Plus de capitalisme, pas moins. Plus de propriété privée, pas moins. Plus d’entreprises, pas moins. Plus de marchés financiers, pas moins. Telle est la recette qui pourrait délivrer la moitié de l’humanité de la pauvreté. La lecture des penseurs du capital, Hernando de Soto, Michael Milken et Carl Menger, nous permet de comprendre pourquoi.

Imaginez un pays ou il est impossible de savoir avec certitude qui est propriétaire de quoi, où les adresses physiques sont difficiles à vérifier, où il n’existe aucun moyen d’obliger quelqu’un à rembourser ses dettes, où il est malaisé de convertir des ressources en argent, où la propriété ne peut être divisée en participations, où les actifs ne peuvent ni être décrits de façon standard ni acquis de façon simple, et où les règles de propriété varient d’un quartier à l’autre… Sans le savoir, vous venez de plonger dans la vie d’un pays en voie de développement. Ou plus précisément, de 80% de sa population.

C’est ainsi que, dans un ouvrage intitulé le Mystère du Capital, l’économiste péruvien Hernando de Soto expose la raison fondamentale pour laquelle il affirme que « le capitalisme réussit brillamment dans monde occidental et échoue dans le reste du monde ».

Le grand drame du monde sous-développé est que ses dirigeants politiques, obsédés par l’idée sociale, marginalisent trois quarts des citoyens en les condamnant à des systèmes de propriété précaires sur leurs biens. Ainsi, ils ne pourront jamais accéder au crédit gagé sur ces biens, connaissent d’énormes difficultés lorsqu’ils doivent ou veulent transmettre leur patrimoine, ne sont nullement incités à investir dans l’amélioration de biens dont la propriété leur est mal assurée. Bref, ils sont privés d’accès à l’essentiel de la valeur potentielle de leurs biens.

La tragédie ne s’arrête pas là. Avec leur droit du travail extrêmement coûteux et déconnecté du réel, les bureaucraties du tiers-monde ne laissent à leurs citoyens d’autre choix que de travailler au noir. En Zambie, par exemple, seul un dixième de la population possède un emploi légal. Par ailleurs, entre réglementations, certifications, dessous de table et autres restrictions que font peser les bureaucraties sur l’initiative privée, l’entreprise non-déclarée est le seul moyen dont disposent les entrepreneurs pour accéder au marché.

Conjuguées au contrôle des loyers, les règles d’urbanisme imposées par les États – depuis la pénurie de foncier constructible jusqu’aux limitations de hauteur en passant par les multiples et inévitables autorisations officielles et les commissions prohibitives qui s’y attachent – acculent les émigrés des campagnes à se tourner vers l’habitat indigne.

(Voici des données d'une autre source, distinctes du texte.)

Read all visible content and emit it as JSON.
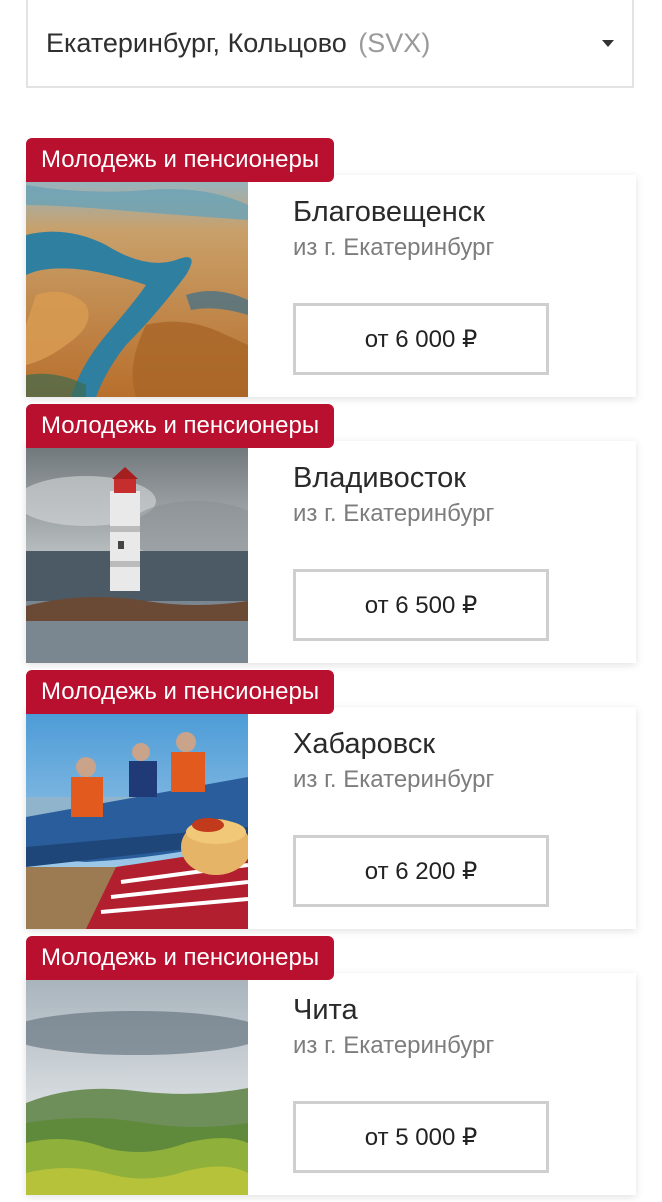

Ainsi, au Brésil, seuls 3% des nouvelles constructions sont destinés à la location, alors que ce chiffre était de deux tiers il y a trente ans. Ce sont les favelas qui ont absorbé ce marché. Vivre dans des ranchitos, favelas, shantytowns et autres bidonvilles signifie en outre être sans domicile légal et donc ne pouvoir accéder à ces services de base que sont l’électricité, le tout-à-l’égout ou l’eau potable. Ce qui n’existe pas ne peut être ni approvisionné ni facturé.

Michael Milken, le génie qui a révolutionné les marchés financiers d’Amérique du Nord durant les années 1980 et 1990 (et passa même par la case prison pour avoir trop chahuté l’establishment) écrivait dans un article intitulé « The democratization of capital » que l’accès au capital avait longtemps constitué un domaine réservé. La quasi-exclusivité dont avaient bénéficié la couronne et l’Église au moyen-âge fut étendue, au cours du XIXe siècle, à un petit nombre d’industriels capables de s’adosser à leurs propriétés. Jusque dans les années soixante les institutions financières étaient obligées de limiter leurs crédits aux seuls clients considérés comme sûrs.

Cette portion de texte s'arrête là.